これはオキシトシンという物質が関与しています。オキシトシンは愛情ホルモンという名前で呼ばれることで有名ですね。オキシトシンが増えると絆を深めるなどともてはやされたのですが、実はこれは仲間内だけでのみ作用します。

 

オキシトシンが増えると、仲間に対する気持ちは確かに高くなるけども、よそ者とかルールから逸脱した人に対する攻撃的な気持ち、つまり差別意識が高まってしまうのです。

 

<どういう時にオキシトシンは出るか?>

 

オキシトシンがどういう時に出るかというと、特に女性で出産時に出るんですね。オキシトシンは陣痛促進剤として使われることもあります。

 

出産を経験をした人の脳は実は、出産を経験してない方に比べると、ちょっと変化してしてオキシトシンが出やすい脳になっています。

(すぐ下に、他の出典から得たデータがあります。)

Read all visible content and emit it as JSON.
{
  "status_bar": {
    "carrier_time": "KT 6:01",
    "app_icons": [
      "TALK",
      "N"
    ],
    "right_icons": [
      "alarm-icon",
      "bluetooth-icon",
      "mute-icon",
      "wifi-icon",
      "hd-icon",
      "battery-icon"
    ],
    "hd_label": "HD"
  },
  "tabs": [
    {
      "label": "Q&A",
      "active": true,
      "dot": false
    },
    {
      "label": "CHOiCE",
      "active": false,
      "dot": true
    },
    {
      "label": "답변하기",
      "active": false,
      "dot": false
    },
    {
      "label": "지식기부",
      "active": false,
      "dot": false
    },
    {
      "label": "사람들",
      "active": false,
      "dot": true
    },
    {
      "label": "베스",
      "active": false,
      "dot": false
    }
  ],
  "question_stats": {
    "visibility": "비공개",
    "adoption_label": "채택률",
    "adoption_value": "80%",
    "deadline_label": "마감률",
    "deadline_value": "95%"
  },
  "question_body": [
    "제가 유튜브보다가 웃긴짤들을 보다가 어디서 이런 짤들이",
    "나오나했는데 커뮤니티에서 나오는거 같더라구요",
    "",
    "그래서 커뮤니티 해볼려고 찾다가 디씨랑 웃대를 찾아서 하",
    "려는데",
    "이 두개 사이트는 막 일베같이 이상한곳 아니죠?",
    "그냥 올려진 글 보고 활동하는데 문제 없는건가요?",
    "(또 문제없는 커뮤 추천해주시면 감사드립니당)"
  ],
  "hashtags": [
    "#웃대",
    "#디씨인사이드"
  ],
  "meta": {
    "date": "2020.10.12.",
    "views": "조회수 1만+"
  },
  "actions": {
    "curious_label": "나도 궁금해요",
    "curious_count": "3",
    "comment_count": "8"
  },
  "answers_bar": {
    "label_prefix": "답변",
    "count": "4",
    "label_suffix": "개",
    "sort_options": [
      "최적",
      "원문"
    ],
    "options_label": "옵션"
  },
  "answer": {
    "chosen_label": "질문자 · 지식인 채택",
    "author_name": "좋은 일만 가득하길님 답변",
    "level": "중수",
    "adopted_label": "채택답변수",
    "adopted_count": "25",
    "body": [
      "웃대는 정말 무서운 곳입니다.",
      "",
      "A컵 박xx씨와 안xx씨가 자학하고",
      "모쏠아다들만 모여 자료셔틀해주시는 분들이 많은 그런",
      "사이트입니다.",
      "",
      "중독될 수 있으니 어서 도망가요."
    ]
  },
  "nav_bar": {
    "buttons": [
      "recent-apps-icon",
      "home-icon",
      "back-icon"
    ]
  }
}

それによって、出産を機に子どもを守りたいという気持ちが高まって、中には愛国に目覚める女性も出てきます。

 

ちなみに男性の場合は小さい子供と一緒にいたりとか、犬を飼ってると出るようになったりするそうです。

 

ハンターに1番怖い動物が何かときいたところ、出産後のメスが1番怖いといいます。これは、なりふり構わず自分の身内を守ろうとして、よそ者を攻撃するという行動がプロモートされているんですね。

 

なので人間も同じで自分の子どもや仲間を守ろうと思うあまりに、他者を差別したりとか、よそ者に対して過剰に不安がったり恐怖を覚えたりすることもあるので、それが集団間の対立を煽ってしまったり、差別意識を強めてしまったりということにつながると言えるでしょう。

 

 

ちなみにオキシトシンが出にくい人はどういう人かというと、これはいわゆるサイコパスと言われる人。義理人情を捨て去って、経済的合理性のみに沿って生きる人達。

 

相手は損しようが自分は得しましょうって人になってしまうので、こういう人たちだけの世の中でも中々殺伐としてしまうでしょう。

 

差別をする人っていうのはなくなることはないけど、どうしてもしてしまうものなんだと意識して、それをなるべくしないようにコントロールしながら、でも仲間を大事にしながら微妙なバランスの上で人間社会を続けていくというのが課題なのかもしれません。

 

仲間に愛情を感じている人は仲間以外の人を差別していないかもう一度考えてみましょう。